Thursday, July 17, 2008

More TBI info

In my continuing quest to gain recognition and understanding of TBI here is another illustration of problems survivors of Traumatic brain injuries have. This is pretty similar to the issues I have had. One thing I'd like to call your attention to is the part where J.B. would start odd and intrusive conversations that people would have a hard time escaping from. There is something many of us survivors exude that makes others uncomfortable. It's often hard to put your finger on it but you sense that something is "just not right" about the individual. I'm quite sure that I have had this effect on others who haven't taken the time to know me or understand. It leads to folks distancing themselves, which I don't mind nearly as much as the judgment and gossip we experienced in some quarters. How precious is the love and understanding we found at First Baptist Church in Midland after experiencing something much different at another place.

J.B., a 38-year-old male, had a high school diploma and an associate of arts degree in social sciences from a community college. He presented with moderate cognitive impairments at one month post-TBI sustained in an auto accident. He was discharged from sub-acute rehabilitation with a referral to outpatient treatment.
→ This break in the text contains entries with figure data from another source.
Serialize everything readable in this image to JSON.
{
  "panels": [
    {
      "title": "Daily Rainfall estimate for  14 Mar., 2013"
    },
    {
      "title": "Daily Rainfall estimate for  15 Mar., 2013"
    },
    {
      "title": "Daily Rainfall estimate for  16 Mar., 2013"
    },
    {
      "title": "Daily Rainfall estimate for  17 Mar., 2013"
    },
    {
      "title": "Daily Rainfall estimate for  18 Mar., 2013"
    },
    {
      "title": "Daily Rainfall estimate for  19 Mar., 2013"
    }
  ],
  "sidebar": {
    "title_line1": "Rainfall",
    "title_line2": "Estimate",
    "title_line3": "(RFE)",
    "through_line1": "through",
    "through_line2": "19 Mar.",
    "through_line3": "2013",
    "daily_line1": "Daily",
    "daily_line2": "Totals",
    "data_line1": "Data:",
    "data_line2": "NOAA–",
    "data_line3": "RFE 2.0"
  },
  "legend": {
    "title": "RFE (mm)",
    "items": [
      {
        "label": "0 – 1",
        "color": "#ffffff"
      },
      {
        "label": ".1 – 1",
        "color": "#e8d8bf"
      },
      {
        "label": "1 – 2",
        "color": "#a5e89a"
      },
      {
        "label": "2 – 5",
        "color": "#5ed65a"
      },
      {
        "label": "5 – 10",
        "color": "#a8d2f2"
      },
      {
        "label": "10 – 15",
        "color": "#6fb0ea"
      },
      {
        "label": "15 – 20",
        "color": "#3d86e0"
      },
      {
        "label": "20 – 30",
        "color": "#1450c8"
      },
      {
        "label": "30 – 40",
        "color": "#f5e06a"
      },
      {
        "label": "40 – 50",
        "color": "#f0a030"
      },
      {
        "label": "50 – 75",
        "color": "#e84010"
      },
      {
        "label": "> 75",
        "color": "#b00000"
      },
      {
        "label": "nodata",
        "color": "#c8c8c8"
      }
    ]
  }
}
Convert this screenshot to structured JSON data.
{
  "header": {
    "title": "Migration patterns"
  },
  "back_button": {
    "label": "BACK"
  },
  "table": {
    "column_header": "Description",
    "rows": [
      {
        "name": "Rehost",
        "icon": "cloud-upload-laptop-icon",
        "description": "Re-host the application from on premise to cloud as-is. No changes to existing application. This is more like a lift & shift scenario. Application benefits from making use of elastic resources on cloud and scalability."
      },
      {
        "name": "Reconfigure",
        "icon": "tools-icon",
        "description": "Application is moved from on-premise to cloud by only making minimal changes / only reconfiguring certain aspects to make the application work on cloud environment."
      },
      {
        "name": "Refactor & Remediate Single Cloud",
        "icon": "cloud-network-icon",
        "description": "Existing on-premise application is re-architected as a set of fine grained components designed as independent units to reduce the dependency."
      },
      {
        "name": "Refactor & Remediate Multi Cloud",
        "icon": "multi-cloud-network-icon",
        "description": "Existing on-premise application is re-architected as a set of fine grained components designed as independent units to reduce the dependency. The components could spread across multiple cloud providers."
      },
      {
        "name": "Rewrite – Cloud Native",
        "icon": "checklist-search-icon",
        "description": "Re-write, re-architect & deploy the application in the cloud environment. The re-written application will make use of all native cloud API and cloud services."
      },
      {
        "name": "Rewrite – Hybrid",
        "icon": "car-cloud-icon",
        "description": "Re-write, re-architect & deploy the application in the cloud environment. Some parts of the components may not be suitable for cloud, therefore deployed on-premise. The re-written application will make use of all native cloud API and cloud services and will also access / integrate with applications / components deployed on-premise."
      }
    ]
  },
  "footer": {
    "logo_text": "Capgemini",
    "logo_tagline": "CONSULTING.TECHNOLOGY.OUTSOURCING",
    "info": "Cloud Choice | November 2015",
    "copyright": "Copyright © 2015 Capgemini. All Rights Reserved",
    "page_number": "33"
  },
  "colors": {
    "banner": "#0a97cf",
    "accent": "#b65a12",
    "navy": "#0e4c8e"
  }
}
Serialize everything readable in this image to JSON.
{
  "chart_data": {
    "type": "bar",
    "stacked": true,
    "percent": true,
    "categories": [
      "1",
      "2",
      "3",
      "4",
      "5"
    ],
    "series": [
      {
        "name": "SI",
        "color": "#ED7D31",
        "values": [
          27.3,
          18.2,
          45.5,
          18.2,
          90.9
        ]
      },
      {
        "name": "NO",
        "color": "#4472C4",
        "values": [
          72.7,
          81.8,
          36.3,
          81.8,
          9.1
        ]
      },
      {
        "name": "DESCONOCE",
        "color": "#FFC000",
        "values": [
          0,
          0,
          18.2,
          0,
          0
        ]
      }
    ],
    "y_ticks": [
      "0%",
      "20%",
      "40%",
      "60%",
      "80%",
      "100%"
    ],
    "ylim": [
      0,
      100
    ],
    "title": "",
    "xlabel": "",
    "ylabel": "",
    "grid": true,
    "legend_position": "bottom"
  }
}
Considered within the framework of the International Classification of Functioning, Disability, and Health, J.B.'s major impairments were in working memory, declarative learning, and executive function (including emerging awareness of deficits and insufficient control of both behavior and attention to meet the demands of his prior workplace). Positive environmental factors included an employer willing to give J.B. a try at his old job, as long as the employer didn't have to create necessary modifications herself, and three hours per day of job coaching through the Department of Vocational Services. Positive personal factors included his motivation to return to work, outgoing personality, interest in social interactions, and physical mobility.

J.B. worked as the assistant manager of a dairy department in a grocery store. His responsibilities included checking and stocking shelves, creating a list of orders each day, monitoring expiration dates on products, and interacting with customers to find specific items.

His first day back at work was a disaster. He lost track of his place when stocking shelves, having been distracted by the background noise of customers moving about and talking. Customers complained that he started odd and intrusive conversations, and they had difficulty breaking away to continue shopping. He couldn't remember the locations of all of the products, which change periodically as new products are introduced, and couldn't help a customer find goat cheese; he then became frustrated and lost his temper. His boss was shocked at his difficulty at work, as the accident did not change J.B.'s appearance and he had no medical or physical needs. The job coach completed a detailed work assessment and asked for help in coming up with strategies for J.B. to be successful in this position.

You can read the full article at http://www.asha.org/about/publications/leader-online/archives/2008/080715/f080715a.htm
My car in the junk yard after the wreck that put me in a coma.

2 comments:

Anonymous said...

I like your blog -- very interesting. Could you please tell me where you bought the seeds for the european cantalope charentaise? I would like to plant some for myself. Thank you.
my email is rzstevenson@yahoo.com

Bob said...

They came from Baker Creek. Sent you an email on getting some seeds from us.